A paisagem do planalto catarinense e do Vale do Itajaí está mudando. As regiões, que há cerca de dez anos eram repletas de bracatingas, árvore típica dos Estados do sul do país, estão sendo tomadas por plantações de espécies como o pínus e o eucalipto, que podem causar contaminação biológica.
Usada tradicionalmente como fonte de lenha na agricultura familiar --especialmente entre grupos de baixa renda-- devido a sua abundância e alta capacidade de regeneração, a bracatinga (Mimosa scabrella) está sendo gradativamente substituída por espécies estranhas ao ecossistema do Estado.

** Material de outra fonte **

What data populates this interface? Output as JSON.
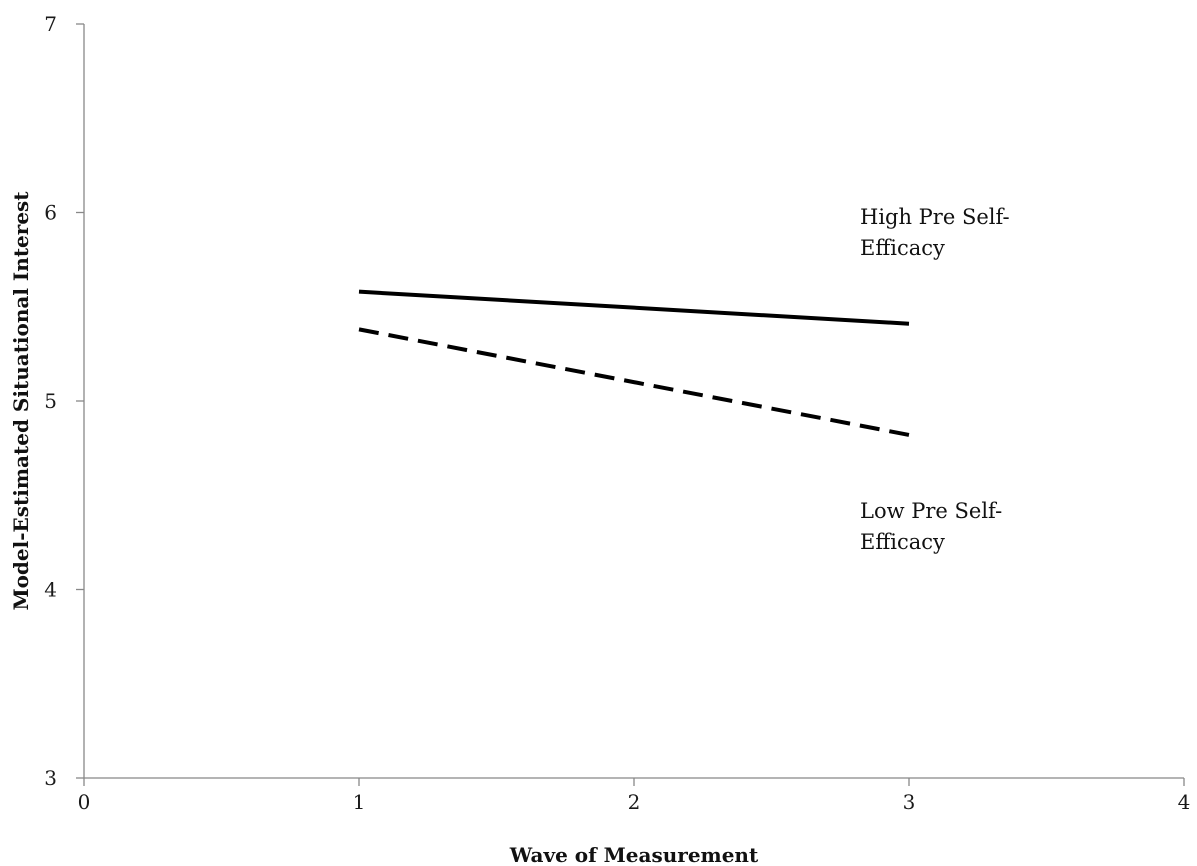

Segundo Lúcia Sevegnani, professora de engenharia ambiental da Universidade Regional de Blumenau, só no planalto catarinense cerca de metade das áreas em que a árvore ocorre --a floresta de araucária ou ombrófila mista, subtipos de mata atlântica-- foi tomada por espécies exóticas. Ela e outros pesquisadores afirmam que a legislação sobre o uso da bracatinga tem sido responsável por intensificar a diminuição de suas áreas de ocorrência.
Ela explica que a lei inviabiliza o uso da espécie por parte de agricultores familiares, uma vez que limita a exploração a apenas 40% das árvores presentes na área e impõe uma série de custos e burocracias.

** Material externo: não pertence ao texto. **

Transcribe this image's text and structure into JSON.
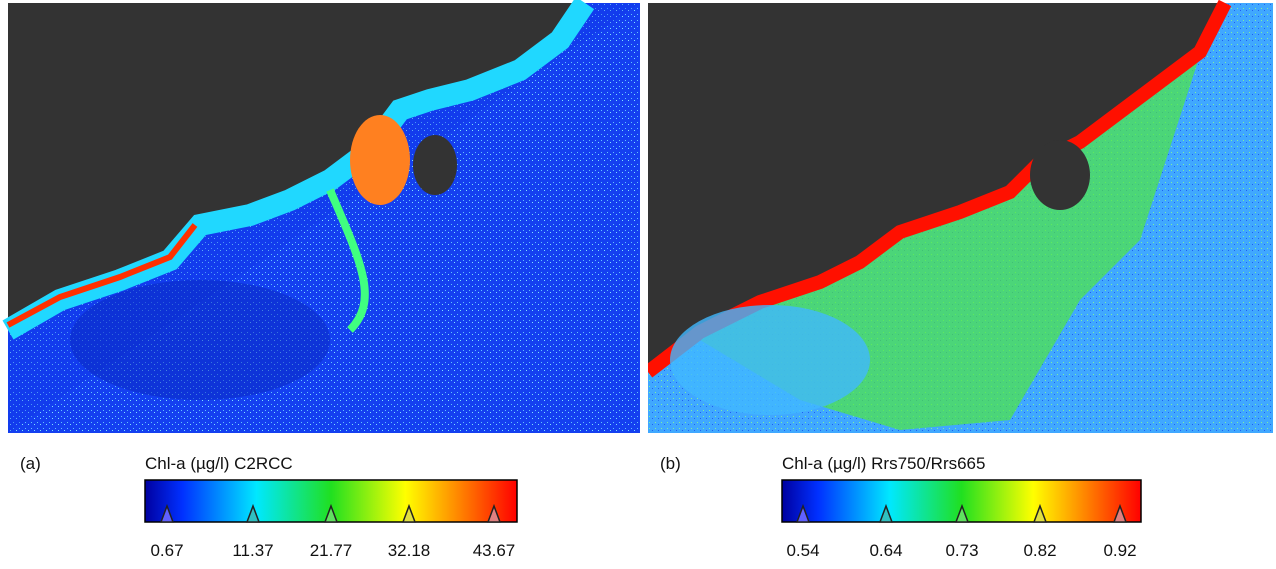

A norma a que a professora se refere é a resolução nº 310 do Conama (Conselho Nacional do Meio Ambiente), de julho de 2002.
Letra morta
Pínus e eucalipto vêm ocupando cada vez mais terreno porque são sujeitos a uma regulamentação mais branda e têm custo menor. Para plantar e explorar essas espécies exóticas numa área de até 50 hectares (cerca de 1/3 do parque Ibirapuera), o agricultor só precisa fazer o cadastro ambiental, que custa R$ 55, na Fatma (Fundação do Meio Ambiente), de Santa Catarina. Se quiser explorar bracatinga, terá de gastar cerca de R$ 1.100 pelos papéis para pedir a licença. Além disso, a autorização demora cerca de um mês para sair, contra apenas cinco dias no caso de espécies exóticas.
Arno Arendt, 47, morador de Petrolândia (SC), optou por deixar de cultivar a bracatinga como fonte de lenha há três anos. Produtor de fumo há duas décadas, ele diz ter sido orientado pela empresa fumageira com a qual tem contrato a usar lenha de eucalipto na secagem das folhas de fumo. Hoje, ele mantém apenas 1 hectare dos 5 de bracatinga que possuía.

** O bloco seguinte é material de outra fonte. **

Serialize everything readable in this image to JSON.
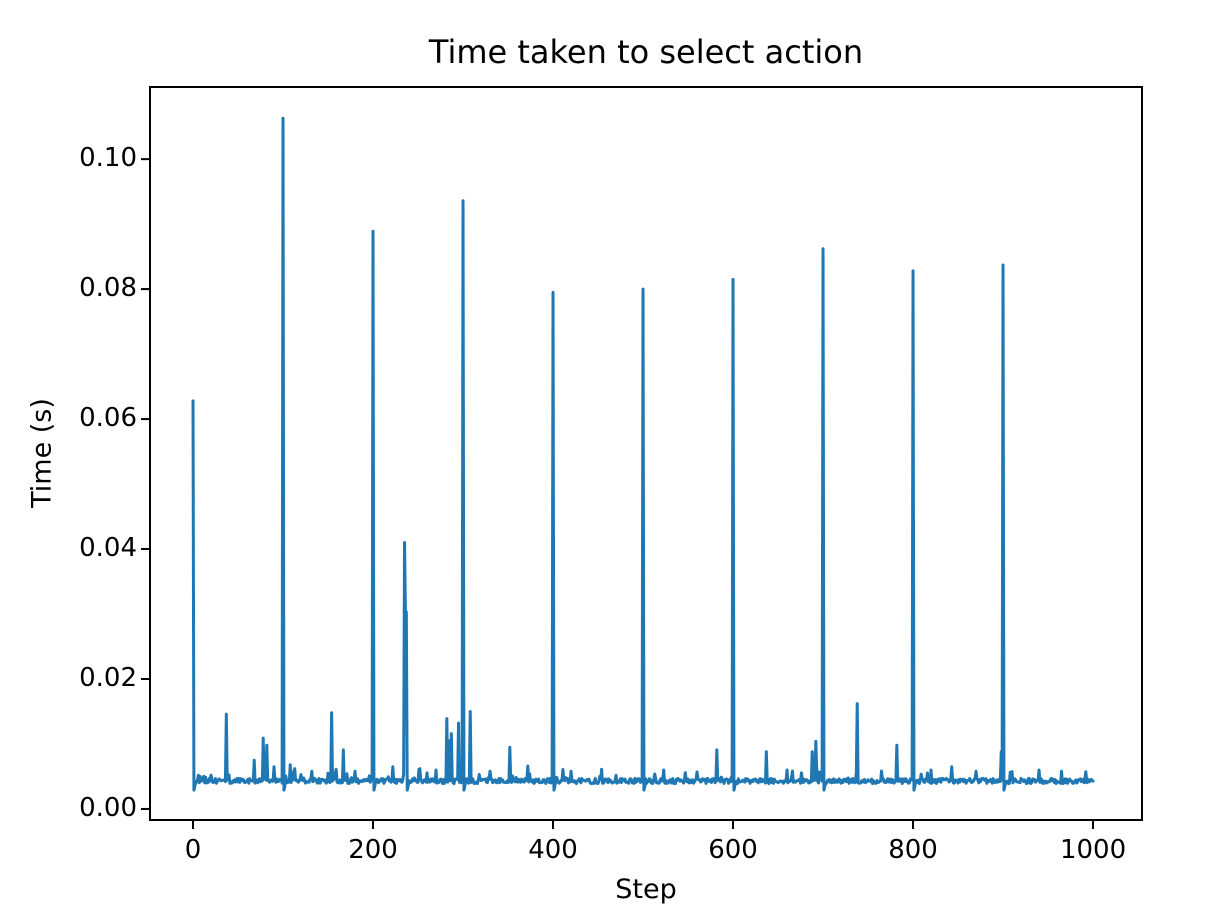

O técnico agrícola que atende Arendt, Orli Goebel, disse que aconselhou o produtor a não usar a bracatinga por acreditar que ela é uma "mata ilegal", que não pode ser usada.
Além dos pequenos produtores, o ecossistema local também é prejudicado pelo avanço do pínus e do eucalipto. Espécies invasoras são a segunda maior causa de perda de biodiversidade, segundo levantamento do MMA (Ministério do Meio Ambiente), de 2002.
De acordo com Fernando Bechara, professor do curso de engenharia florestal da Universidade Tecnológica do Paraná, essas duas árvores --sobretudo o pínus-- dispersam suas sementes com facilidade e reduzem o espaço ocupado por espécies nativas.
"Ecologicamente, uma plantação nativa sempre será muito mais interessante do que uma plantação de exóticas, porque as nativas possuem relações fortes com a fauna, e as exóticas, não."